L’episodio evangelico dell’incontro tra Cristo e la samaritana dall’esegesi antica alle letture moderne e contemporanee

Colei che fu creduta

di Lucetta Scaraffia

L’incontro di Gesù con la samaritana (Giovanni, 4, 5-42) è senza dubbio uno degli episodi più significativi dei vangeli per la ricca presenza di elementi simbolici: dal pozzo di Giacobbe, che rappresenta l’Antico Testamento, al simbolismo dell’acqua e alla definizione di fede come adorazione del Padre “in spirito e verità”. Proprio per questo i grandi commentatori della tradizione hanno tralasciato la riflessione sulla grandezza del messaggio d’amore contenuto nell’episodio, soprattutto per il fatto che la samaritana era una donna, e per di più una donna che non apparteneva al popolo ebraico. E che quindi Gesù, offrendo questi preziosi insegnamenti proprio a lei, segnalava un nuovo ruolo per le donne.
Sono state soprattutto le donne ad accorgersi per prime che si tratta di una donna vera e interessante. Se ne accorgono alla fine dell’Ottocento le figlie gemelle di un avvocato scozzese, entrambe vedove, Agnes Smith Lewis e la sorella Margaret. Affascinate dal moltiplicarsi dei ritrovamenti di testi biblici, le due sorelle divennero loro stesse orientaliste finché nel 1892 scoprirono in un palinsesto del iv secolo la Vetus Syra, cioè la più antica versione siriaca dei vangeli, e tornarono più volte nel monastero di Santa Caterina per completare il deciframento del codice detto appunto Siro Sinaitico. Nell’episodio della samaritana il manoscritto aggiungeva, rispetto al testo originale greco, che Gesù era in piedi, suscitando in Agnes una riflessione commossa: “Perché Nostro Signore era in piedi? Quando i discepoli lo avevano lasciato, stava seduto sull’orlo del pozzo; e sappiamo che era stanco. In ogni caso, l’orientale intento a insegnare sta normalmente seduto. E il comune orientale non si alzerebbe mai, di sua libera volontà, per cortesia nei confronti di una donna. (…) Mi è caro pensare che il suo grande cuore, pieno d’amore anche per i più umili fra gli esseri umani, lo rendesse superiore alle restrizioni proprie della sua razza e del suo tempo, spingendolo a dimostrare nei confronti del nostro sesso (…) quella cortesia che fra tutti i popoli veramente progrediti è considerata una manifestazione di vera e nobile virilità”.

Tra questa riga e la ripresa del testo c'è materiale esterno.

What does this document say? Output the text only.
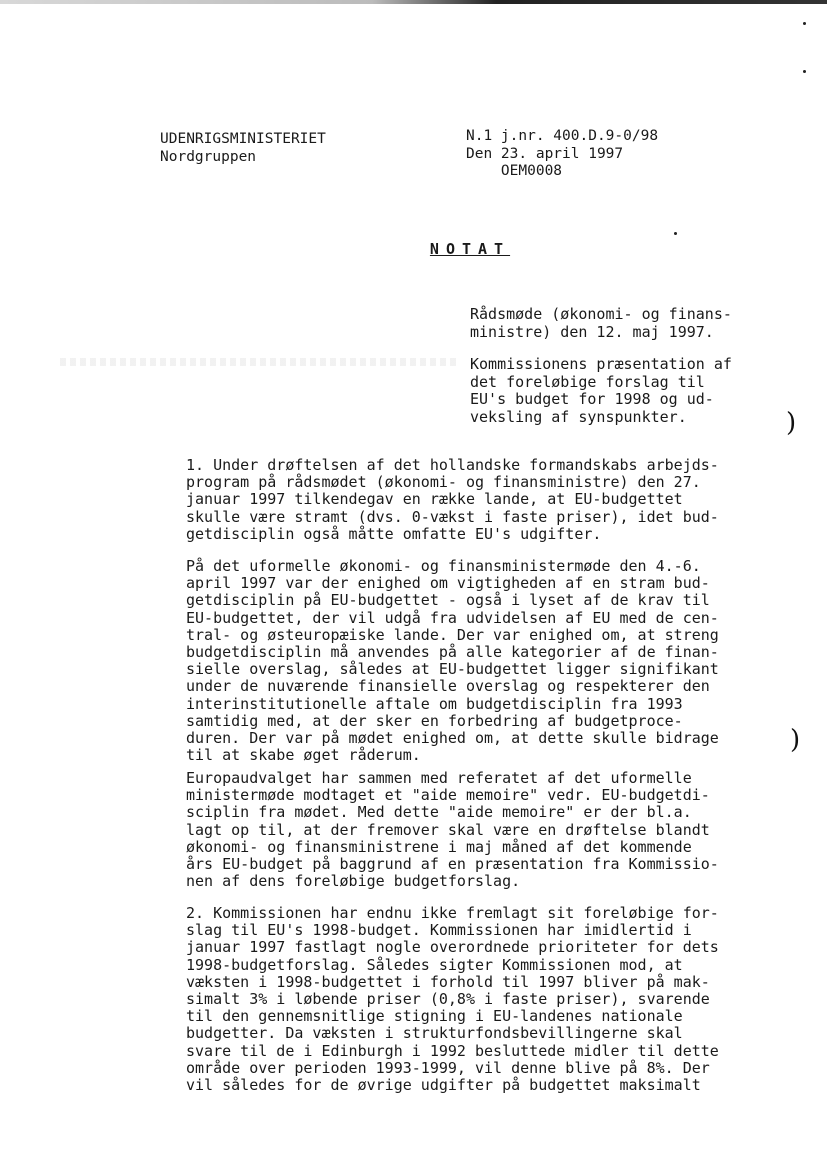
UDENRIGSMINISTERIET
Nordgruppen
N.1 j.nr. 400.D.9-0/98
Den 23. april 1997
OEM0008
NOTAT
Rådsmøde (økonomi- og finans-
ministre) den 12. maj 1997.
Kommissionens præsentation af
det foreløbige forslag til
EU's budget for 1998 og ud-
veksling af synspunkter.
1. Under drøftelsen af det hollandske formandskabs arbejds-
program på rådsmødet (økonomi- og finansministre) den 27.
januar 1997 tilkendegav en række lande, at EU-budgettet
skulle være stramt (dvs. 0-vækst i faste priser), idet bud-
getdisciplin også måtte omfatte EU's udgifter.
På det uformelle økonomi- og finansministermøde den 4.-6.
april 1997 var der enighed om vigtigheden af en stram bud-
getdisciplin på EU-budgettet - også i lyset af de krav til
EU-budgettet, der vil udgå fra udvidelsen af EU med de cen-
tral- og østeuropæiske lande. Der var enighed om, at streng
budgetdisciplin må anvendes på alle kategorier af de finan-
sielle overslag, således at EU-budgettet ligger signifikant
under de nuværende finansielle overslag og respekterer den
interinstitutionelle aftale om budgetdisciplin fra 1993
samtidig med, at der sker en forbedring af budgetproce-
duren. Der var på mødet enighed om, at dette skulle bidrage
til at skabe øget råderum.
Europaudvalget har sammen med referatet af det uformelle
ministermøde modtaget et "aide memoire" vedr. EU-budgetdi-
sciplin fra mødet. Med dette "aide memoire" er der bl.a.
lagt op til, at der fremover skal være en drøftelse blandt
økonomi- og finansministrene i maj måned af det kommende
års EU-budget på baggrund af en præsentation fra Kommissio-
nen af dens foreløbige budgetforslag.
2. Kommissionen har endnu ikke fremlagt sit foreløbige for-
slag til EU's 1998-budget. Kommissionen har imidlertid i
januar 1997 fastlagt nogle overordnede prioriteter for dets
1998-budgetforslag. Således sigter Kommissionen mod, at
væksten i 1998-budgettet i forhold til 1997 bliver på mak-
simalt 3% i løbende priser (0,8% i faste priser), svarende
til den gennemsnitlige stigning i EU-landenes nationale
budgetter. Da væksten i strukturfondsbevillingerne skal
svare til de i Edinburgh i 1992 besluttede midler til dette
område over perioden 1993-1999, vil denne blive på 8%. Der
vil således for de øvrige udgifter på budgettet maksimalt
)
)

La prima a segnalare la singolarità di questa presenza, però, era stata Teresa d’Avila, sempre molto consapevole della differenza femminile: “Ciò che mi sorprende è vedere come quella gente abbia creduto a una donna, e a una donna che non doveva essere di nobile condizione, perché andava ad attingere acqua. Umile, sì, doveva essere, perché quando il Signore le palesò i suoi peccati, non solo non se ne offese, come si farebbe oggi nel mondo dove la verità è difficilmente ascoltata, ma rispose che egli doveva essere un profeta. (…) Fatto sta che fu creduta” (Pensieri sull’amore di Dio). Teresa aveva incontrato molti problemi a farsi ascoltare con autorevolezza, quindi per lei si trattava di una questione non secondaria.

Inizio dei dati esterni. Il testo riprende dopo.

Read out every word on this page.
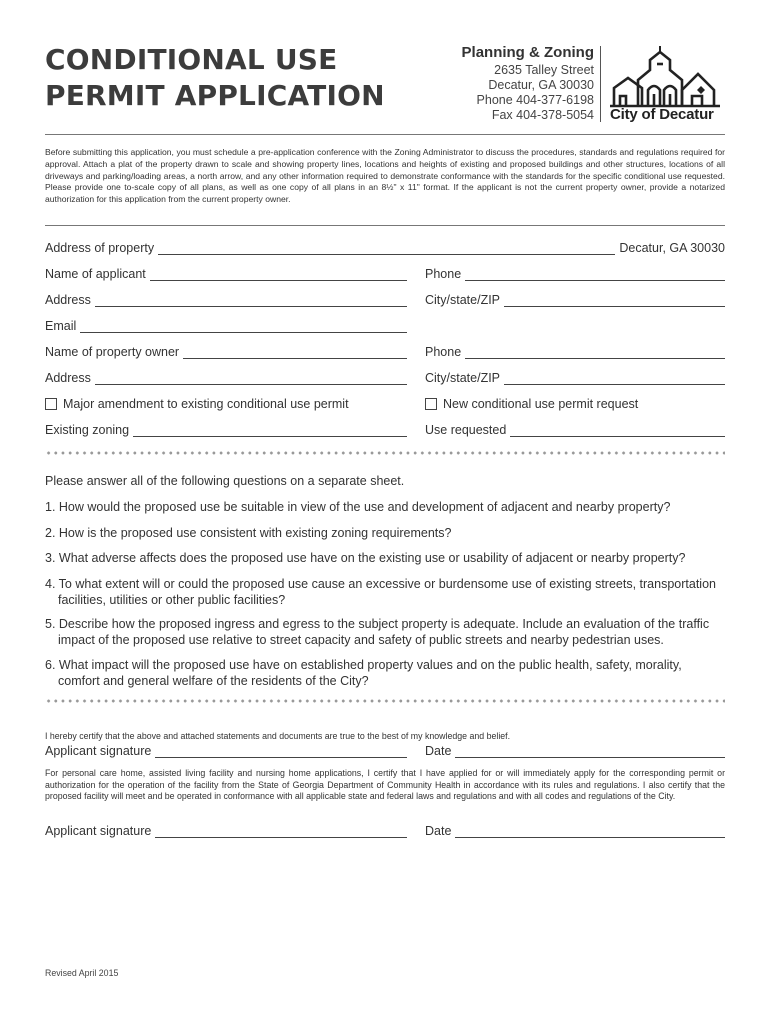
CONDITIONAL USE
PERMIT APPLICATION
Planning & Zoning
2635 Talley Street
Decatur, GA 30030
Phone 404-377-6198
Fax 404-378-5054 City of Decatur

Before submitting this application, you must schedule a pre-application conference with the Zoning Administrator to discuss the procedures, standards and regulations required for approval. Attach a plat of the property drawn to scale and showing property lines, locations and heights of existing and proposed buildings and other structures, locations of all driveways and parking/loading areas, a north arrow, and any other information required to demonstrate conformance with the standards for the specific conditional use requested. Please provide one to-scale copy of all plans, as well as one copy of all plans in an 8½" x 11" format. If the applicant is not the current property owner, provide a notarized authorization for this application from the current property owner.

Address of property	Decatur, GA 30030
Name of applicant	Phone
Address	City/state/ZIP
Email
Name of property owner	Phone
Address	City/state/ZIP
Major amendment to existing conditional use permit	New conditional use permit request
Existing zoning	Use requested

Please answer all of the following questions on a separate sheet.

1. How would the proposed use be suitable in view of the use and development of adjacent and nearby property?
2. How is the proposed use consistent with existing zoning requirements?
3. What adverse affects does the proposed use have on the existing use or usability of adjacent or nearby property?
4. To what extent will or could the proposed use cause an excessive or burdensome use of existing streets, transportation facilities, utilities or other public facilities?
5. Describe how the proposed ingress and egress to the subject property is adequate. Include an evaluation of the traffic impact of the proposed use relative to street capacity and safety of public streets and nearby pedestrian uses.
6. What impact will the proposed use have on established property values and on the public health, safety, morality, comfort and general welfare of the residents of the City?

I hereby certify that the above and attached statements and documents are true to the best of my knowledge and belief.

Applicant signature	Date

For personal care home, assisted living facility and nursing home applications, I certify that I have applied for or will immediately apply for the corresponding permit or authorization for the operation of the facility from the State of Georgia Department of Community Health in accordance with its rules and regulations. I also certify that the proposed facility will meet and be operated in conformance with all applicable state and federal laws and regulations and with all codes and regulations of the City.

Applicant signature	Date
Revised April 2015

Sono stati in seguito gli studi di teologhe e di femministe che hanno aperto una nuova lettura della samaritana come donna, all’interno di un più vasto interesse per le donne nei vangeli. È avvenuto così che soprattutto nella seconda parte del Novecento si è sottolineato che le donne protagoniste di incontri decisivi con Gesù erano tante, e in larga maggioranza “irregolari”, cioè impure secondo la tradizione ebraica o perché peccatrici o perché affette da una malattia che le rendeva impure, come l’emorroissa. Anche la samaritana è impura: non è giudea, appartiene a un popolo disprezzato dagli ebrei, ed è peccatrice, come Gesù le ricorda, alludendo ai suoi cinque mariti. Eppure Gesù la coinvolge in un dialogo profondo e decisivo, che verte sulla fede e sul modo di adorare Dio. Addirittura, come ha rilevato in un’omelia Benedetto xvi, “le confidò – cosa rarissima – di essere il Messia”. Gesù non parla di questi problemi con i teologi, ma con una donna che gli risponde con prontezza e anche un po’ di impertinenza, una donna con la quale, secondo le convenzioni, non avrebbe neppure dovuto parlare.